No último trimestre do ano, o percentual que mede a utilização de planos de saúde chegou a 86%; o índice é o maior da série histórica, desde que começou a ser monitorado.



(Imagem/Reprodução)


O plano de saúde médico-hospitalar de 2021 tem uma taxa de sinistralidade de 86%, a maior desde que a Administração Nacional de Saúde Suplementar começou a publicar o índice em 2001.


A taxa de perdas é um dos indicadores mais importantes da saúde suplementar. Mostra a relação entre remuneração (renda) das operadoras e pagamentos (utilização de exames, consultas, internações, medicamentos e planos cirúrgicos). Na prática, de cada 100 reais em gastos com saúde em 2021, 86 reais serão usados ​​para custear a saúde. Os números foram divulgados esta semana pela ANS.

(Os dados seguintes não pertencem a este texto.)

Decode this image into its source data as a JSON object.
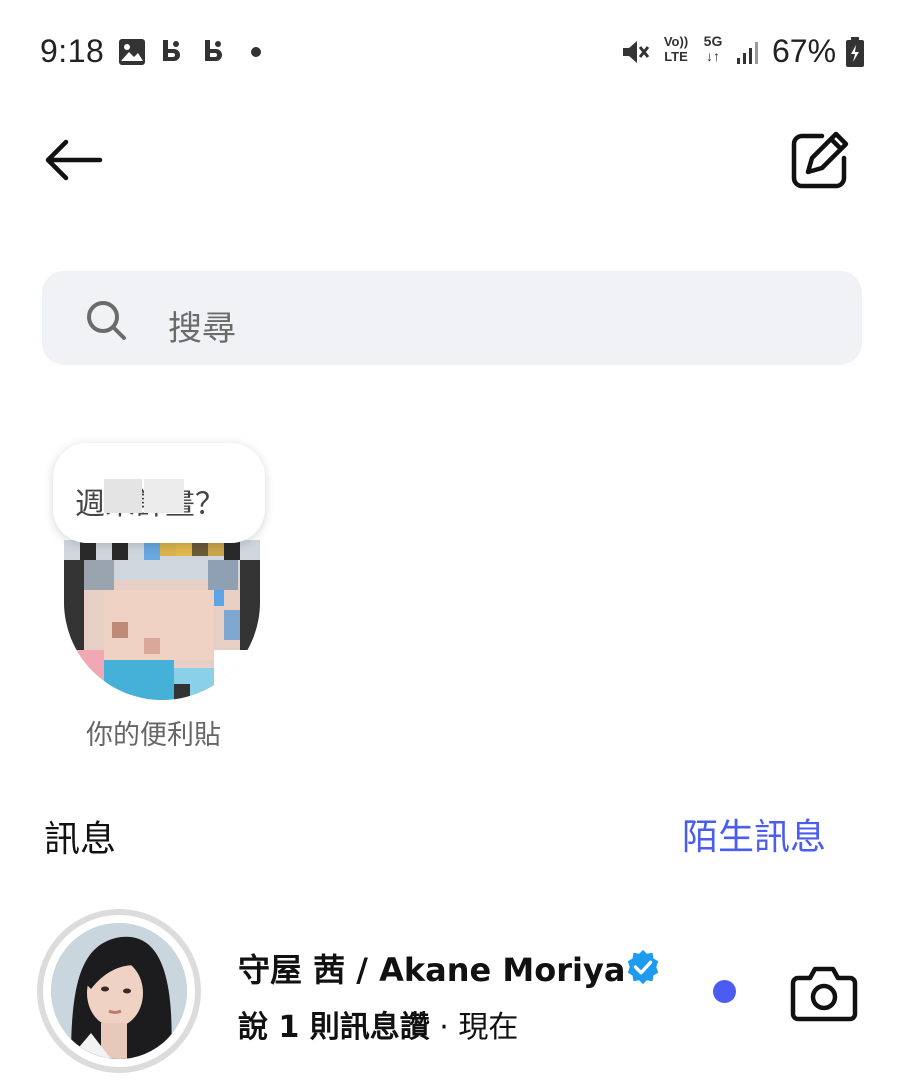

“As despesas assistenciais também estão evoluindo, cresceram 24% em 2021. Toda essa conjuntura aponta para uma retomada dos custos em saúde em patamares já mais elevados que o pré-pandemia.


O índice registrado em 2021 é 12% maior que o registrado no fim de 2020. Se olharmos para o primeiro trimestre de 2022 essa tendência se confirma, com a sinistralidade acima da registrada no mesmo período dos últimos três anos”, aponta Vera Valente, diretora-executiva da Federação Nacional de Saúde Suplementar (FenaSaúde).


Os planos exclusivamente odontológicos também apresentaram alta no último ano, chegando a 41% de sinistralidade em 2021. Com isso, o segmento registrou elevação de 3% na sinistralidade em 12 meses.